Résumé non technique d'un projet d'expérimentation animale publié sur ALURES le 16/01/2023
("EC NTS/RA identifier" : NTS-FR-241610)
620 souris vont être utilisées, toutes tuées à l’issue, dans des procédures impliquant un niveau de souffrance léger à modéré. Cinq cents femelles sont superovulées par injections d’hormones pour produire un maximum d’ovocytes, puis tuées pour les prélever, et cent autres subissent une laparotomie de réimplantation d’embryons. Le porteur indique que les receveuses ne sont pas réutilisées car une seconde laparotomie serait plus douloureuse que la première. Il affirme que le recours à la souris est « essentiel » pour la biologie du développement, les cultures cellulaires ne reproduisant pas la vascularisation et le contexte tridimensionnel des organes.
Objectifs et bénéfices escomptés du projet
Décrire les objectifs du projet.
A l ‘heure ou on constate que l’incidence de la plupart des maladies dépend du sexe, il est paradoxal que certains gènes importants pour la détermination du sexe restent à identifier. Chez l’homme (et la souris), les mutations de certains gènes sont responsables d’anomalies du développement du système urogénital (rein et appareil génital). L’appareil génital comprend différents organes dont les gonades qui sont présentes chez l’embryon. Selon le sexe de l’embryon, différents gènes sont activés et vont permettre aux gonades de se développer en testicules chez le futur petit garçon ou en ovaires chez la petite fille, ce qui va initier tout le développement sexuel de l’individu.
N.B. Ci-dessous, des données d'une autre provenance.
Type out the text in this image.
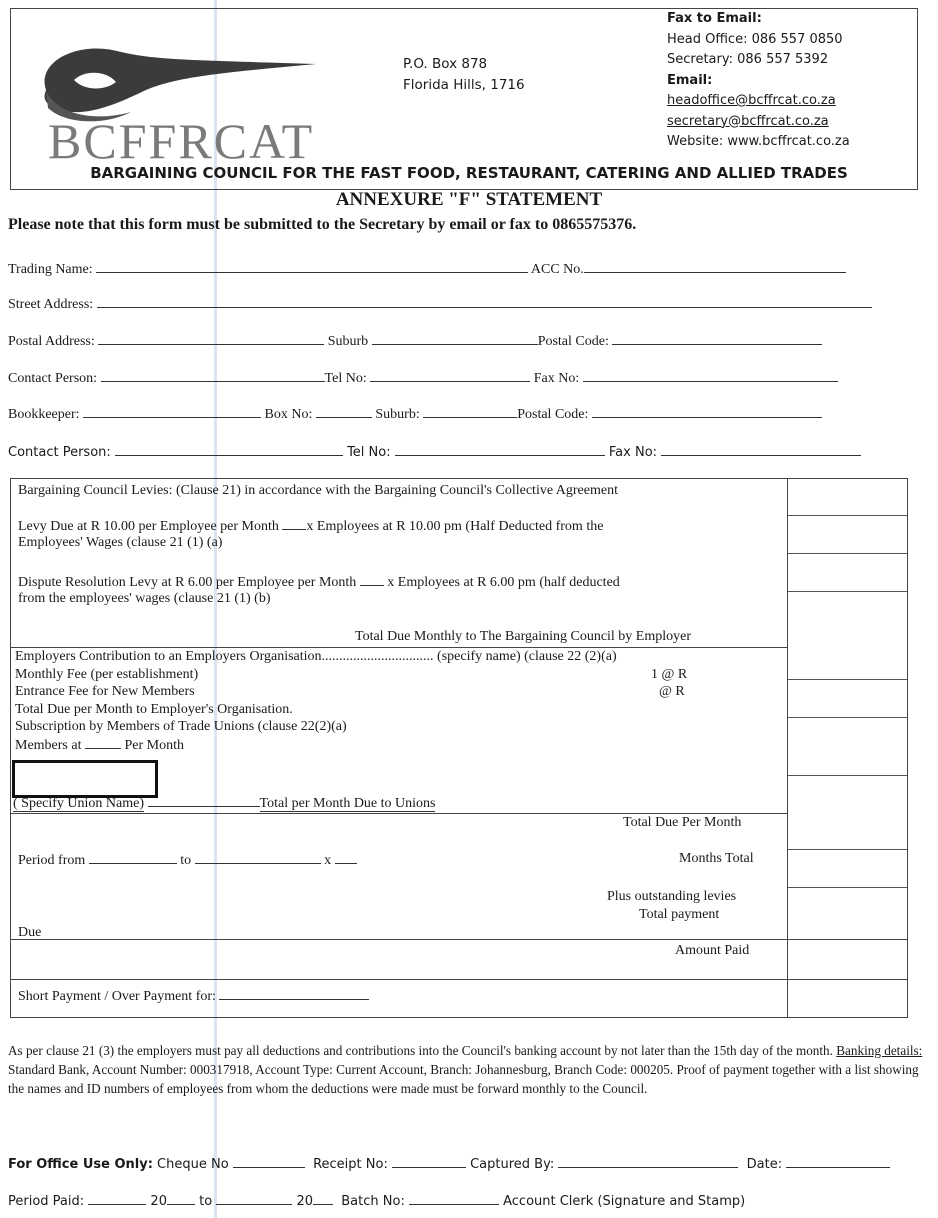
BCFFRCAT
P.O. Box 878
Florida Hills, 1716
Fax to Email:
Head Office: 086 557 0850
Secretary: 086 557 5392
Email:
headoffice@bcffrcat.co.za
secretary@bcffrcat.co.za
Website: www.bcffrcat.co.za
BARGAINING COUNCIL FOR THE FAST FOOD, RESTAURANT, CATERING AND ALLIED TRADES
ANNEXURE "F" STATEMENT
Please note that this form must be submitted to the Secretary by email or fax to 0865575376.
Trading Name:	ACC No.
Street Address:
Postal Address:	Suburb	Postal Code:
Contact Person:	Tel No:	Fax No:
Bookkeeper:	Box No:	Suburb:	Postal Code:
Contact Person:	Tel No:	Fax No:
Bargaining Council Levies: (Clause 21) in accordance with the Bargaining Council's Collective Agreement
Levy Due at R 10.00 per Employee per Month x Employees at R 10.00 pm (Half Deducted from the
Employees' Wages (clause 21 (1) (a)
Dispute Resolution Levy at R 6.00 per Employee per Month  x Employees at R 6.00 pm (half deducted
from the employees' wages (clause 21 (1) (b)
Total Due Monthly to The Bargaining Council by Employer
Employers Contribution to an Employers Organisation................................ (specify name) (clause 22 (2)(a)
Monthly Fee (per establishment)	1 @ R
Entrance Fee for New Members	@ R
Total Due per Month to Employer's Organisation.
Subscription by Members of Trade Unions (clause 22(2)(a)
Members at	Per Month
( Specify Union Name)	Total per Month Due to Unions
Total Due Per Month
Period from	to	x	Months Total
Plus outstanding levies
Total payment
Due
Amount Paid
Short Payment / Over Payment for:
As per clause 21 (3) the employers must pay all deductions and contributions into the Council's banking account by not later than the 15th day of the month. Banking details: Standard Bank, Account Number: 000317918, Account Type: Current Account, Branch: Johannesburg, Branch Code: 000205. Proof of payment together with a list showing the names and ID numbers of employees from whom the deductions were made must be forward monthly to the Council.
For Office Use Only: Cheque No	Receipt No:	Captured By:	Date:
Period Paid:	20 to	20 Batch No:	Account Clerk (Signature and Stamp)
Les patients affectés ont des symptômes allant de l’absence de gonades à une inversion de sexe c’est-à-dire que l’appareil génital présente toutes les caractéristiques de l’appareil génital de garçon ou de fille quel que soit le sexe génétique de l’enfant. Pour comprendre le rôle des facteurs responsables du développement normal de la gonade (testicule chez le mâle et ovaire chez la femelle), nous devons reproduire les mutations de ces gènes chez la souris, ce qui nous permet d’étudier finement les conséquences pathologiques à différents stades. Ainsi notre projet permettra d’identifier les facteurs clés des premières étapes du développement de la gonade avec un intérêt particulier sur l’ovaire. Cela nous donnera un point d’entrée pour étudier les pathologies telles que l’insuffisance ovarienne précoce dont les symptômes sont le dérèglement ou l’absence de puberté, les problèmes de fertilité, les dérèglements hormonaux et les cancers de l’ovaire.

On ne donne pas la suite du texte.